Mientras escribo esto, Bogotá está en alerta roja. Todo el tiempo, en redes y en medios, informaciones confusas y angustiantes sobre las vacunas: después del retraso en el inicio del proceso de vacunación, llega la noticia por WhatsApp –confirmada en medios– de que, en algunos lugares del país, han tenido que posponer las citas para la aplicación de la segunda dosis porque se han agotado o porque han tardado en llegar –y queda la pregunta (con las respectivas respuestas que se contradicen unas a otras) del efecto que pierde o no la primera dosis si se retrasa la segunda–. También están las noticias sobre los posibles efectos secundarios de las vacunas, especialmente en lo que respecta a los trombos que algunas marcas podrían provocar, y la subsiguiente tranquilidad que intentan transmitir los medios al asegurar que la producción de coágulos es casi improbable. Y luego están las noticias sobre el turismo de vacunas: que están quitando las visas a quienes vayan a Estados Unidos para este fin; que no, que es mentira, que cualquiera con visa puede ir a vacunarse. En los comentarios de alguna noticia sobre el tema leí los precios que distintas personas estarían dispuestas a pagar por la vacuna privada: ochocientos mil pesos, un millón, tres millones… “Como siempre, se salvan las ricas primero”.
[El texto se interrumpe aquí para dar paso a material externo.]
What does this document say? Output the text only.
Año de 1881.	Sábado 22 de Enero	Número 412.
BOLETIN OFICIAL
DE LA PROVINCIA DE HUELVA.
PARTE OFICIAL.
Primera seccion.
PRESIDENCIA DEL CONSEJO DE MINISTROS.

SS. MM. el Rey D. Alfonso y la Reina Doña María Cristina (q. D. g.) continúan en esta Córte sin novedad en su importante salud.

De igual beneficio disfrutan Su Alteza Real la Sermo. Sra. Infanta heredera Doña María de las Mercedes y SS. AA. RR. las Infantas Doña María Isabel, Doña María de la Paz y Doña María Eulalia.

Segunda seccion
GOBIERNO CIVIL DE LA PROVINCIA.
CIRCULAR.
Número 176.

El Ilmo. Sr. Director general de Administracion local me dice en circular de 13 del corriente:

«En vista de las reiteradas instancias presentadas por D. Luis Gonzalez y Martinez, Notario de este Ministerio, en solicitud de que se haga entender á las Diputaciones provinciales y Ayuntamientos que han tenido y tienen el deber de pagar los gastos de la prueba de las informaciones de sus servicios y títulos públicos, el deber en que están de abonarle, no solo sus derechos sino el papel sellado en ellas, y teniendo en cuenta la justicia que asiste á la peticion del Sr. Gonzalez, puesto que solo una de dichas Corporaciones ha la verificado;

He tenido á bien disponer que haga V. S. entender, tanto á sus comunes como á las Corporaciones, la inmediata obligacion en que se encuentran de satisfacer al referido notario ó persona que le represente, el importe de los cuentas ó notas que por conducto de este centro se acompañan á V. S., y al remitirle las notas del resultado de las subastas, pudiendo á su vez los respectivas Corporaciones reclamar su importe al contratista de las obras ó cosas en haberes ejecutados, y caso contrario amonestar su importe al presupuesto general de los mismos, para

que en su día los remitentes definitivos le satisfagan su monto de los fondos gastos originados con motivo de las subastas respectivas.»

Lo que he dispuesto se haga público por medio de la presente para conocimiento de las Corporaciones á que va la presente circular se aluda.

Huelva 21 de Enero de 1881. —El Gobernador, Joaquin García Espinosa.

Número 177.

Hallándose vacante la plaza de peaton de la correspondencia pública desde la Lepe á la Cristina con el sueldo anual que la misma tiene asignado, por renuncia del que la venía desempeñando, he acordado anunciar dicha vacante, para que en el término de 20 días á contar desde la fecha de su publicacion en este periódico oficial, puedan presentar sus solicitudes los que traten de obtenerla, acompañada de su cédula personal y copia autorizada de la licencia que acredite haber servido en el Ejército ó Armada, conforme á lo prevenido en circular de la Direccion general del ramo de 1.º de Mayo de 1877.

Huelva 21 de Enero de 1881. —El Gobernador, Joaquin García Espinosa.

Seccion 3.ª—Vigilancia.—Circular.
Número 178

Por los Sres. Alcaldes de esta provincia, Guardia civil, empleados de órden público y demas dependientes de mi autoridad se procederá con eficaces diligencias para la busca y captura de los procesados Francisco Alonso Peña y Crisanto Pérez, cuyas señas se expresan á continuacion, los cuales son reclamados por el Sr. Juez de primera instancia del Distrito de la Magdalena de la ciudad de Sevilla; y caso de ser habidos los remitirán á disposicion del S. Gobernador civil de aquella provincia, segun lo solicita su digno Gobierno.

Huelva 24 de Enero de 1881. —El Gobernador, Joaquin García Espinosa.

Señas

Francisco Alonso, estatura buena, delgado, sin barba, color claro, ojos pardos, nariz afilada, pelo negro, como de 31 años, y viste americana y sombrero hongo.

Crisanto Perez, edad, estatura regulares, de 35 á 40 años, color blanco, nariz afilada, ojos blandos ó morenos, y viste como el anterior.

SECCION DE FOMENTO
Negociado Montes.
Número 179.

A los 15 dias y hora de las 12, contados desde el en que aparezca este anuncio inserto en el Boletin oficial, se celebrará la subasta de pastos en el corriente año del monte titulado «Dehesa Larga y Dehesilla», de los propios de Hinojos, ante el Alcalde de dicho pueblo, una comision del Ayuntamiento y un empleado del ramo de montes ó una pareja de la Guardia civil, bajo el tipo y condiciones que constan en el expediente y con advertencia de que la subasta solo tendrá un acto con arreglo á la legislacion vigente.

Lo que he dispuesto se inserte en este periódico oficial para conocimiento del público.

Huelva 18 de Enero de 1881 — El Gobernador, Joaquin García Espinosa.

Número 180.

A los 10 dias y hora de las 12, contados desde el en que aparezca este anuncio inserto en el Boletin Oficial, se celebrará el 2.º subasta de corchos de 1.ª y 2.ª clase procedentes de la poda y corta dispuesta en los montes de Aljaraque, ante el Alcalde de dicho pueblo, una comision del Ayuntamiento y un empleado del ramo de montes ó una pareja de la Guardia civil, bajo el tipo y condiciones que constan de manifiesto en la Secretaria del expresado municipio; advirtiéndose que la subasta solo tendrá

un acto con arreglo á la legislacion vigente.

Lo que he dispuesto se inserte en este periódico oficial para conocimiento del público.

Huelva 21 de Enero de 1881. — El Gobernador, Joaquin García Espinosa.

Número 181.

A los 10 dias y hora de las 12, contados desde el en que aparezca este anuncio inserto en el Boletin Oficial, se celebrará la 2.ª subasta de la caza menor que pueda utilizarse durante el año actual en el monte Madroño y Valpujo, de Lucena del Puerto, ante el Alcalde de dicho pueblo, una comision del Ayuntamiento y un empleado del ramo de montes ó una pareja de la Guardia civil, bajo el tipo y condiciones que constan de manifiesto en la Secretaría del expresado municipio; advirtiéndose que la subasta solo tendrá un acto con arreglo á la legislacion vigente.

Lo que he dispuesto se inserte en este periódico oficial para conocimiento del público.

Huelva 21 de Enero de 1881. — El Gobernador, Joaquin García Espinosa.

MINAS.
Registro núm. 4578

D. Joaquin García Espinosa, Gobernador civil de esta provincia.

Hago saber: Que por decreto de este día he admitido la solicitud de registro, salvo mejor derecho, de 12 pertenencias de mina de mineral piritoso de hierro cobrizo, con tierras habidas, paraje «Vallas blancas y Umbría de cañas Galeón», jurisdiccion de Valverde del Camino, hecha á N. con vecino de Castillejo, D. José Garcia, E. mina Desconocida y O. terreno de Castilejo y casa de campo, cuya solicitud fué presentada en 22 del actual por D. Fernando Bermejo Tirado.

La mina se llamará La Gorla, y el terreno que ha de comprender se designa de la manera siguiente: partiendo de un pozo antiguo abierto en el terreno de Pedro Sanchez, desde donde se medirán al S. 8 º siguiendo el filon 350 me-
Qué intolerable es el deceso o la agonía de alguien por covid-19 cuando ya existen distintas fórmulas de vacuna. Qué intolerable es saber el remedio cerca, la vida cerca, tan cerca, pero tener que enterrar a quien amamos. O no poder enterrarlo. O no poder asistir a su entierro. En Sobre el duelo, Adichie narra la dificultad logística que implicó el entierro de su padre: a pesar de que sería una ceremonia conforme a los protocolos covid (uso de mascarillas y distanciamiento social), fue necesario posponerla largamente debido al cierre de aeropuertos. “Imagina temer un entierro y no obstante anhelar que pase”, escribe. “Mi madre se desespera tratando de confirmar una fecha. ‘Después del entierro podremos empezar a superarlo’, dice”. En su experiencia hay un dolor constante de esta pandemia: los duelos en suspenso por los muertos en suspenso.
Si el duelo es una reacción ante la pérdida, los duelos en suspenso, aún por hacer, llevan a esa dura imagen de dolor desesperado: los cadáveres de amados y desconocidos sin enterrar. Así, los ya ausentes siguen presentes: literalmente presentes, físicamente presentes. Más, más presentes. Como recordándonos que no han debido morir.
“Los sobrevivientes”, escribe Joan Didion en El año del pensamiento mágico, “miran hacia atrás y ven presagios, mensajes que no supieron leer”. Eso no puede pasar. Los funerales políticos, momento crucial de un pasado que nos sigue interpelando, son, deben ser, una imagen de esperanza: el miedo y la aflicción convertidos en un ritual urgente de vida.
No hay que esperar un entierro. No hay que esperar la muerte. No hay que seguir perdiendo más.Este texto quiere insistir en la vida.